- Born: February 27, 1979 (age 47) Paramus, New Jersey, U.S.
- Occupations: Sportscaster, play-by-play announcer
- Years active: 2001–present

= Spero Dedes =

American sportscaster (born 1979)

Spero Dedes (SPEAR-row DEE-des; born February 27, 1979) is an American sportscaster. He is currently employed by CBS Sports, calling the NFL and college basketball games, and TNT Sports, calling NBA and college basketball games. He has previously worked as the preseason TV voice of the Los Angeles Chargers (2015–2021), a radio and television play-by-play announcer for the New York Knicks (2011–2014), and the radio play-by-play announcer for the Los Angeles Lakers (2005–2011).

==Early career==
Dedes was born in Paramus, New Jersey. He attended Paramus High School and then graduated from Fordham University in 2001 and he began his career at WFAN in New York.

In 2001 and 2002, Dedes was the radio announcer for the New Jersey Gladiators of the AFL. In 2002, he was tapped as a fill-in announcer for New Jersey Nets games on the YES Network.

In 2003, Dedes was hired as a studio host and play-by-play man for NBA TV. He hosted Hardwood Classics and The Insiders.

In 2004, Dedes was hired as a voice over for NBA Action and replaced longtime voice over Jim Fagan until he was replaced by YES Network play–by–play announcer Ian Eagle.

==National exposure==
At 24, Dedes worked the 2004 Summer Olympics for NBC Sports.

In 2004, Dedes also served as a fill-in commentator of College Basketball on CBS. Also in 2004, Dedes served as a fill-in commentator for the NFL on FOX.

In 2005, Dedes filled in on the NFL on CBS. In the same year, Dedes got the biggest break of his career when he was hired as the radio announcer for the Los Angeles Lakers.

From 2006 until 2011, Dedes worked for NFL Network, with his duties including studio hosting and play-by-play.

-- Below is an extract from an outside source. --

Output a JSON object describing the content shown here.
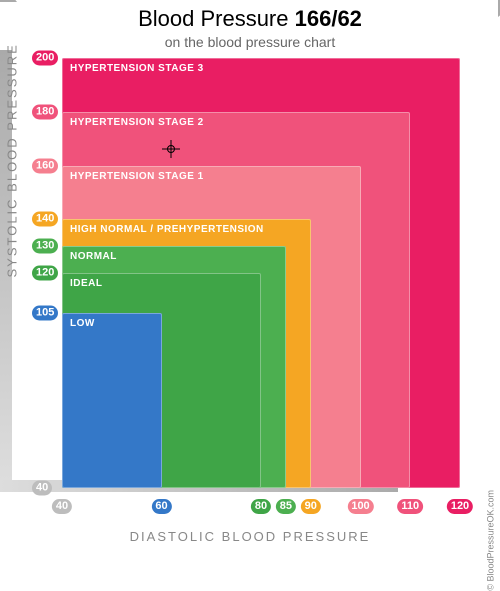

In 2015, Dedes went back to his old stomping grounds, returning to NFL Network as a studio host.

In 2007, Dedes served as the play-by-play man for the international feed of Super Bowl XLI by CBS Sports.
In 2023 Dedes worked as a Play by play man for select NFL games on Westwood One.

==Full-time at CBS and New York Knicks==
In December 2009, Dedes joined CBS Sports full-time, calling regular season college basketball and the 2010 NCAA Tournament.

For the 2010 NFL season, he was named a full-time announcer of the NFL on CBS.

In 2011, Dedes left the Lakers and became the radio voice of the New York Knicks. Dedes cited the flexibility to continue his work at CBS Sports as the reason for leaving the Lakers.

In addition, that fall, he became the #2 voice of the SEC on CBS behind Verne Lundquist.

Dedes has also filled in for Ian Eagle on play-by-play for New York Jets preseason games on WCBS-TV.

From 2017 to 2021 and since 2023, he called NFL games with Adam Archuleta and for the 2021 and 2022 seasons was paired with Jay Feely. Dedes and Archuleta serve as the No. 5 announcing team for the NFL on CBS. Dedes and Archuleta were on the call for the Snow Bowl where the Buffalo Bills beat the Indianapolis Colts on December 10, 2017. He's also the No. 4 play-by-play announcer for the NBA on TNT and continues to work play-by-play on CBS and Turner's coverage of NCAA March Madness pairing with an array of analysts including Steve Smith, Jim Jackson, Len Elmore, Debbie Antonelli and Jim Spanarkel.